The big difference between the HMC and HBM is the interface. HBM uses microbumps, which means that today the only way to connect that to logic is through an interposer. So far there has not been much adoption outside of the graphics market, but Ternullo said that by the end of the year there should be about a half-dozen chips using HBM.
What changes in 2.5D and 3D is that the manufacturers take on more of the ecosystem role to overcome the known good die issues. Several sources say this is particularly important for HBM, because unlike DRAM it cannot be put through temperature cycles for testing. It has to be tested through the interface once the 2.5D package is completed, and the only way to do that is with built-in self-test (BiST).
Planning for 2.5D
Some of the big changes involve mindset, as well. Just as power and security need to be part of the up-front architecture of any chip these days, compared with earlier generations where they were an afterthought, so do things like how engineering teams are going to test the components in a 2.5D configuration, understanding how certain IP will yield compared with other IP, and understanding the interactions of analog and digital chips even if they aren’t on the same die.
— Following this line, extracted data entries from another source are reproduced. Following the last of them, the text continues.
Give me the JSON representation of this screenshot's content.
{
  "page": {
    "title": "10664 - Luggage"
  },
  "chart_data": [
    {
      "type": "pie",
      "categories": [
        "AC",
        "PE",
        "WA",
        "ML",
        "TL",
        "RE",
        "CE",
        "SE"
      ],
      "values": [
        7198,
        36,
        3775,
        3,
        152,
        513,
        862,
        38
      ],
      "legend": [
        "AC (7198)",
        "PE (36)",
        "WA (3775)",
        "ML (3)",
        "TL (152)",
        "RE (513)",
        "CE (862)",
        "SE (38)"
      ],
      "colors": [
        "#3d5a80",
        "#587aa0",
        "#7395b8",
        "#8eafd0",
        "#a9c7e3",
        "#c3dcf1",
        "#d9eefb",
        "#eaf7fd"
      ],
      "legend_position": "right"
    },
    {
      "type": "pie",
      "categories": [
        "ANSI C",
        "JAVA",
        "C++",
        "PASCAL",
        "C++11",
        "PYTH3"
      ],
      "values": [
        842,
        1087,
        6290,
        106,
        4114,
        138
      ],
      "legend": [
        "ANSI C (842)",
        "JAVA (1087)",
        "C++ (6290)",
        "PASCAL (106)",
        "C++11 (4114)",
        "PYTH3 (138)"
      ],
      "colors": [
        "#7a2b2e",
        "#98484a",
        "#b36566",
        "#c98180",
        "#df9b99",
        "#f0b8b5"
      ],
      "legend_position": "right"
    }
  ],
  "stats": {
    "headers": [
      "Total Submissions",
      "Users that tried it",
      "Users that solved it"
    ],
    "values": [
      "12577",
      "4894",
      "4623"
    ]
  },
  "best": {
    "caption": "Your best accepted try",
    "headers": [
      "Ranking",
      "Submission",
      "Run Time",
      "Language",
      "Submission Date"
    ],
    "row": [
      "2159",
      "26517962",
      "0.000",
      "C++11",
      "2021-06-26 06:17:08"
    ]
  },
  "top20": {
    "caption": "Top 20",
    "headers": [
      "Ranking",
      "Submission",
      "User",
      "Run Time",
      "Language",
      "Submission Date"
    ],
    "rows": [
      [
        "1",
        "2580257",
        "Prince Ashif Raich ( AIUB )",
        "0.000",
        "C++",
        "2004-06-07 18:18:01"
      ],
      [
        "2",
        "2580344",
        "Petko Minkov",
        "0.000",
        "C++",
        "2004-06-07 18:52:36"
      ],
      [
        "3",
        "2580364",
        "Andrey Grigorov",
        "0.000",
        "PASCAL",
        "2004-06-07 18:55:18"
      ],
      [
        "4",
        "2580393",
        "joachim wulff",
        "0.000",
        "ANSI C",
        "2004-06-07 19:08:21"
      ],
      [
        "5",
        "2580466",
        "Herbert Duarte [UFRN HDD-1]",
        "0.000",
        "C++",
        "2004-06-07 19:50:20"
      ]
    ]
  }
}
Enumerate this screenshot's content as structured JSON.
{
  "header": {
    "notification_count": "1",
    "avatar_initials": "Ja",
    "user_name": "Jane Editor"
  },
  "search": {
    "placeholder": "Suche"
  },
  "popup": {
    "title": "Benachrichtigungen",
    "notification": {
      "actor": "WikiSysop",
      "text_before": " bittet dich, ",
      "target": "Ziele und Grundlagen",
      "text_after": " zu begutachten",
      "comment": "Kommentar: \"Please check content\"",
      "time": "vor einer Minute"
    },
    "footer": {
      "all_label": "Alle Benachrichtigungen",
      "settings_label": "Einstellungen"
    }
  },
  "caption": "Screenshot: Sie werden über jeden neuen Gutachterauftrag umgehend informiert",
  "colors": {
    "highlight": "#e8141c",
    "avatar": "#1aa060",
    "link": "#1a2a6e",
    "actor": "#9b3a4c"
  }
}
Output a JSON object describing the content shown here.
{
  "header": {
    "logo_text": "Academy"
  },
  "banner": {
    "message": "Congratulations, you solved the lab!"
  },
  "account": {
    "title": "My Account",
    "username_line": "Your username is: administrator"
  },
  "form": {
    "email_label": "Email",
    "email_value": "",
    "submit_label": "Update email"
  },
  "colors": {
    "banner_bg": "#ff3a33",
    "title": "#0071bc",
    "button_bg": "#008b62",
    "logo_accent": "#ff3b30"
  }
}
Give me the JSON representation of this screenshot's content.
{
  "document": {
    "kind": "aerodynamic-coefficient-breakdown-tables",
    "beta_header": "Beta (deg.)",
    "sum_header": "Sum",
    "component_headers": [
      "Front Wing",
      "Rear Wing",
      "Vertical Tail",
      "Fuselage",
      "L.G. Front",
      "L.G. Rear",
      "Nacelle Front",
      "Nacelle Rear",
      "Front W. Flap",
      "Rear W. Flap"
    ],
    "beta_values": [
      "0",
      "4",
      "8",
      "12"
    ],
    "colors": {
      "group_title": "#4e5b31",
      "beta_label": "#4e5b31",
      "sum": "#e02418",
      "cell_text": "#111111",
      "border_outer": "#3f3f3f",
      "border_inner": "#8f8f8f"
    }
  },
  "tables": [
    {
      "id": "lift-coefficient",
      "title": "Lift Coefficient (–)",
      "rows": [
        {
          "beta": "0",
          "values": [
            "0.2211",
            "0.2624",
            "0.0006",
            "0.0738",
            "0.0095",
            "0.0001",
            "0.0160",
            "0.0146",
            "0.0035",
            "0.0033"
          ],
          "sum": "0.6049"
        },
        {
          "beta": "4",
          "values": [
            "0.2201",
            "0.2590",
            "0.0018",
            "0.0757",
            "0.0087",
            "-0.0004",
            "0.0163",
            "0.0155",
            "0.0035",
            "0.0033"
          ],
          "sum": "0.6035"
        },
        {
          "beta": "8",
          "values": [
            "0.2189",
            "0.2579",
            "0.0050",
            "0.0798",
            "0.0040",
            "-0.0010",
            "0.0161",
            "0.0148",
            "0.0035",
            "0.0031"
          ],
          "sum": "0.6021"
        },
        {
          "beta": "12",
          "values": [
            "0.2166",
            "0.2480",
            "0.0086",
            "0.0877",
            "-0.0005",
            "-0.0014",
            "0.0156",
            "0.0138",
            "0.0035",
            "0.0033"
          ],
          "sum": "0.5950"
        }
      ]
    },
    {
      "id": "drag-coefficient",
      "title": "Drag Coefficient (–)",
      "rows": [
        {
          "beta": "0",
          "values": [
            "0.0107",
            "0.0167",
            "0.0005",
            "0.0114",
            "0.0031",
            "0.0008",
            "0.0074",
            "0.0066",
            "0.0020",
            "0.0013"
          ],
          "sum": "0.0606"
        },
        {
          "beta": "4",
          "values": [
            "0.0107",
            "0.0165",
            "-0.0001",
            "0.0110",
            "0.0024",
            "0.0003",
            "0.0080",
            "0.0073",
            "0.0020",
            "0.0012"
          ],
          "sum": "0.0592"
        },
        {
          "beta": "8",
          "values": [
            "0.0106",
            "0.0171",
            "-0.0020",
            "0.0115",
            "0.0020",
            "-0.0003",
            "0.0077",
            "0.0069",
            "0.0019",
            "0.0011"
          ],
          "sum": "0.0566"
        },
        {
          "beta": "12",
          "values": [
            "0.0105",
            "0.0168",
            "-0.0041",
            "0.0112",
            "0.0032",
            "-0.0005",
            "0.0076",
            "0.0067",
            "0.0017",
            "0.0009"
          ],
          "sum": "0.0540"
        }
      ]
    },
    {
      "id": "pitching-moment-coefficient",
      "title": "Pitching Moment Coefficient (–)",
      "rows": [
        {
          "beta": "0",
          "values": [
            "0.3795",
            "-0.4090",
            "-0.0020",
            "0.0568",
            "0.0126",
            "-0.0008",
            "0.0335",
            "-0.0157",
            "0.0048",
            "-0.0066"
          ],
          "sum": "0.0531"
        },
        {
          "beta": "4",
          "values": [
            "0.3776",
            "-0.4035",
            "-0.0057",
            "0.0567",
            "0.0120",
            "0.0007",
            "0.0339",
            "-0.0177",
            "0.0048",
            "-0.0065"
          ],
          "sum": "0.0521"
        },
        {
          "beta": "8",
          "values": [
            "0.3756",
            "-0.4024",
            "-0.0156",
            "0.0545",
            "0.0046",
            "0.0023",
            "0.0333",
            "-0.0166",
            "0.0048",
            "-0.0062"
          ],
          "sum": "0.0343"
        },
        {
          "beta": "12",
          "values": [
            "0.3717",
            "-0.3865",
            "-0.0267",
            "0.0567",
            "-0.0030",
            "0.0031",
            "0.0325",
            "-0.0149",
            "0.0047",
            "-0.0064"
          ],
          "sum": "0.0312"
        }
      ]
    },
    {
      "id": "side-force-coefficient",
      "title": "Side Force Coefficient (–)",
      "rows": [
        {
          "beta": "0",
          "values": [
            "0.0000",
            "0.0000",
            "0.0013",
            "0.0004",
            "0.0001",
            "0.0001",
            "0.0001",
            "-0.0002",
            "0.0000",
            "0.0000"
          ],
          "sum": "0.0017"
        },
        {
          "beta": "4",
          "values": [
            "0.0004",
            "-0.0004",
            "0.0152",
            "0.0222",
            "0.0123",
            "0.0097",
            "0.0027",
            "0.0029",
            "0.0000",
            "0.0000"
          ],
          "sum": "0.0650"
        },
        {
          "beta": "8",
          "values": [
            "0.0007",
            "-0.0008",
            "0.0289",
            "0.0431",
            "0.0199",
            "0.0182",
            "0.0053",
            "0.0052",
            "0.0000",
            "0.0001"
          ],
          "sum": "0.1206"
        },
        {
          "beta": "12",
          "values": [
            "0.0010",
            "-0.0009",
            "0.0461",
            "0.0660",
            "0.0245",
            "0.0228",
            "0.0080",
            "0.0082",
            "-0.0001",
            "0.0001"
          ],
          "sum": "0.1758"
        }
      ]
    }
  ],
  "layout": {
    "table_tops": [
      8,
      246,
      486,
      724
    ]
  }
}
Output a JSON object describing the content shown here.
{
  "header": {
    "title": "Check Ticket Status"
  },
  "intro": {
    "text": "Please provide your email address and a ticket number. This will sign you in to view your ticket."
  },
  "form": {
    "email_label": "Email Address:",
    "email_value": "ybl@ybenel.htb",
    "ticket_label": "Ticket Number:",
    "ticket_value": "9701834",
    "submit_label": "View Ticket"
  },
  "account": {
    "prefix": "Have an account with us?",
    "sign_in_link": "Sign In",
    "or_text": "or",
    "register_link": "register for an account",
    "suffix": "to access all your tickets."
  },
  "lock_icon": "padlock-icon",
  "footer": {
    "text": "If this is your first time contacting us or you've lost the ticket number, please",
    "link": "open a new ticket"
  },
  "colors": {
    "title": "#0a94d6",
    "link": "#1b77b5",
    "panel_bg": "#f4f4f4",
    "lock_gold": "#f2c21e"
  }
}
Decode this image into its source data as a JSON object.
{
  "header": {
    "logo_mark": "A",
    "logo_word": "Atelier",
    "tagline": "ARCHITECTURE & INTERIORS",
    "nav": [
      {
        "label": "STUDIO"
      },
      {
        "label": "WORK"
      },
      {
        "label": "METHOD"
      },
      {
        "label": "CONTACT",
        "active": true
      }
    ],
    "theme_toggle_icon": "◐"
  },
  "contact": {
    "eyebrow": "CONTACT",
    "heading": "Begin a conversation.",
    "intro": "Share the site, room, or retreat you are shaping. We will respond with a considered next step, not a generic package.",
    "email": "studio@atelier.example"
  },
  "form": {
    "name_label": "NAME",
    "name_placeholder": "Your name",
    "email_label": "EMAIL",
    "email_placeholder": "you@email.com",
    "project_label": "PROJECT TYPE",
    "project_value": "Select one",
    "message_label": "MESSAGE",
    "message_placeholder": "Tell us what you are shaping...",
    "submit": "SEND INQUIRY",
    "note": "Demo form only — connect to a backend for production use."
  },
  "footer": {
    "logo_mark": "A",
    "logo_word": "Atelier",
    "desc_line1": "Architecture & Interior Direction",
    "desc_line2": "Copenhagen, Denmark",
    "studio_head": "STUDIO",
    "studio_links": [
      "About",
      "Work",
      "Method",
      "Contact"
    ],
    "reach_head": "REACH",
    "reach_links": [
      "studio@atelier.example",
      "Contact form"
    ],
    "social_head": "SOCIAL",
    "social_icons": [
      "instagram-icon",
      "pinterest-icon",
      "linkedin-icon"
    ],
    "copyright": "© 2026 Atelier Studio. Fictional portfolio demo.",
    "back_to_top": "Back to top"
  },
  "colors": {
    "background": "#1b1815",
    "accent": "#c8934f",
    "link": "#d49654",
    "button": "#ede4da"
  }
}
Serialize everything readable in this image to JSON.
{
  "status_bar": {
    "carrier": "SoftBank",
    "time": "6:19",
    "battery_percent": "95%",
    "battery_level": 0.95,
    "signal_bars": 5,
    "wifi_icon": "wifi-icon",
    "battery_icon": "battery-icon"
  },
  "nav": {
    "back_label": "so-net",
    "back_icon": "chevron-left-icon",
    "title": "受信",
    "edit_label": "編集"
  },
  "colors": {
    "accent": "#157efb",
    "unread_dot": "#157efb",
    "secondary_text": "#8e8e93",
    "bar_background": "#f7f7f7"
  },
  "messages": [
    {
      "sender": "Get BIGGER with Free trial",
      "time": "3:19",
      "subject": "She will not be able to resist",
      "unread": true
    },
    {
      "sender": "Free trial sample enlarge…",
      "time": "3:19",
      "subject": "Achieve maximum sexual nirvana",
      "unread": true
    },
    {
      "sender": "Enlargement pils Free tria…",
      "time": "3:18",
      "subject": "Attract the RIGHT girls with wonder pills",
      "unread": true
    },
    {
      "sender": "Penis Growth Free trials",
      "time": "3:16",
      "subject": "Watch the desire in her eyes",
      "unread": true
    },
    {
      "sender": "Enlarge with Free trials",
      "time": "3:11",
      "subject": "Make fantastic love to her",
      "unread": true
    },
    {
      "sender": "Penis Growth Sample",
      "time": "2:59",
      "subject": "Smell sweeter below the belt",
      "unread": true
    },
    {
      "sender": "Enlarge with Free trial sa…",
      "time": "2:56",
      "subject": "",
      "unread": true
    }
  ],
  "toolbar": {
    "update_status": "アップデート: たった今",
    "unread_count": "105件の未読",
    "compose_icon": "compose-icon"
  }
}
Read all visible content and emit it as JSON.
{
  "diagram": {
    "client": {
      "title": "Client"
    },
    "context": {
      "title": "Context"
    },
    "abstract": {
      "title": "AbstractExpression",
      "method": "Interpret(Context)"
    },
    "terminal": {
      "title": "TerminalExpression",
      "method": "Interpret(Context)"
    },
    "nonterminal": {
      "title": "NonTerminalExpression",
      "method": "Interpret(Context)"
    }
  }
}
“Design for test is one of the critical areas that needs to be considered,” said Asim Salim, vice president of manufacturing operations at Open-Silicon. “Proving microbumps has been a challenge for us. We now have some solutions. But two to three years ago we had to educate people that this is even needed.”
Integrating analog is another issue, and it varies greatly from one package to the next. Salim said that if an A-to-D converter is used to connect to other modules, for example, it will require a different kind of testing than if it’s connected to the ball grid array on the package. The first requires a power-on self-test, while the latter can use external test. Testability is one of the key areas, and getting it wrong can both increase the cost of the design and decrease its reliability.
Another area that needs to be considered up front is I/O coherency and what can be done with new architectural approaches. What’s possible with multiple die is more than what’s possible on a single die. “You can make two die behave like one die,” said Marvell’s Zimmerman. “You also can connect multiple cores on different die and turn it into many cores on different die.”
Full 3D-IC architectures are still expected to take at least a couple more years before they are commercially in use, according to a number of companies. But work has begun there, as well, say a number of industry sources. That problem is even tougher to solve, but compared with 5nm and 3nm, it may be a toss-up as to which approach is more difficult.
As with many developments in the semiconductor industry, when the entire supply chain begins turning direction the pieces line up quickly.
“We are really in the middle of the shift to 2.5D,” said Wally Rhines, chairman and CEO of Mentor Graphics. “That will drive tools to do the integration of the chip and the package.”
It also will drive new opportunities for companies that have bet on this technology as it matures and becomes much more flexible, with innovations occurring at the module level rather than across an entire chip.